Although numerous media outlets and music critics have said McMurtry is one of the more pointed protest singer/songwriters playing today, he refuses to be pinned down. He especially refuses to accept that his songs are anti-Republican.

“The main thing that the narrator rails against in the song (We Can’t Make It Here) is outsourcing, which really took wing under Clinton,” McMurtry said.

Fair enough.

CRIMINAL POLITICS
But he does have clear political opinions.

“It suited me well. I might get some health insurance now,” McMurtry said when asked if he liked the outcome of the recent U.S. presidential election. “I don’t understand, if we can pay for two wars, how come we can’t pay for healthcare for people?”

He was surprised to learn that Arkansas voters almost approved a measure to allow medicinal marijuana.

“It amazes me. Pretty much everybody thinks that medicinal marijuana works. There are people that can get no other pain relief. Yet we deny them that in order to keep federal bureaucracies in existence,” McMurtry quickly opined. “It seems like it’s taken an awful long time for common sense to override that (federal position against marijuana).”

But what about the criminal element tied to the drug trade?

“There’s a criminal element tied to banking,” McMurtry immediately retorts.

Fair enough.

BERRY FAN
McMurtry reflexively accepts a media review suggesting he is a “newfangled Chuck Berry with politics and a novelist’s eye.”

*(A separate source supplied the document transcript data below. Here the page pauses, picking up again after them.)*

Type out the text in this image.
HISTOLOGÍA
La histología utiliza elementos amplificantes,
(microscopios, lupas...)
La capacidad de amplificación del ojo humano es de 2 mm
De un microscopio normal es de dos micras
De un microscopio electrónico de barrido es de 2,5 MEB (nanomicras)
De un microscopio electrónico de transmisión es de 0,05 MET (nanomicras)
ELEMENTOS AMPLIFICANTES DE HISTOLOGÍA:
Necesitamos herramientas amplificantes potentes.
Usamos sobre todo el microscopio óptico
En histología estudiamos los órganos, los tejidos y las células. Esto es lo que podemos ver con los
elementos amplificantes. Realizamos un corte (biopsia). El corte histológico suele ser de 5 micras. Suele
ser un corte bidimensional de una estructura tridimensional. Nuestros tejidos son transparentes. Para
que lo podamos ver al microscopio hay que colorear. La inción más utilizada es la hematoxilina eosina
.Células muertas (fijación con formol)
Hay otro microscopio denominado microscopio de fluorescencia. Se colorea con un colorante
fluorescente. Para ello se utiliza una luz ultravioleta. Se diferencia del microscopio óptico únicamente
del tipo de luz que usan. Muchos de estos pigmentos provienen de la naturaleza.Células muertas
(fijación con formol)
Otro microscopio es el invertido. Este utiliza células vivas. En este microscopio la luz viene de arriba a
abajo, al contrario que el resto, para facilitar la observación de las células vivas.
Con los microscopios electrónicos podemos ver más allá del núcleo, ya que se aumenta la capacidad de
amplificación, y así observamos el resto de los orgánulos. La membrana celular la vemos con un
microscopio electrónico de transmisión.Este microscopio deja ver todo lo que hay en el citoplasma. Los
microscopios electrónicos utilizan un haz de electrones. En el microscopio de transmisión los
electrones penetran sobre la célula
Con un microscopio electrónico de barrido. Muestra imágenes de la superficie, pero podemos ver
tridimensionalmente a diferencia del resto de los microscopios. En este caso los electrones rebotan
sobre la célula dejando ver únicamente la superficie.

“He’s probably my favorite American songwriter. That guy could really turn a phrase,” McMurtry said. “It’s like Rodgers and Hammerstein. And it sings well, because he knows how to sing.”

McMurtry also knows his way around a phrase.

“I don’t want another drink, I only want that last one again. It gave me such a fine glow, smoky and slow,” he sings in “Hurricane Party,” off his last studio album Just Us Kids.

True enough, but it’s a line that could be topped on his upcoming album in which the song character is “washing down my blood pressure pill with a Red Bull.”

What is also fair and true enough is that McMurtry’s set is a show any lover of Americana must see. His politics stray to the left, but his sound is right down the middle of a red-white-and-blue music history influenced by the likes of Cash, the aforementioned Berry and any number of the music legends to emerge from Appalachia, Bakersfield, Memphis, Nashville, Okemah, Okla., and east Arkansas.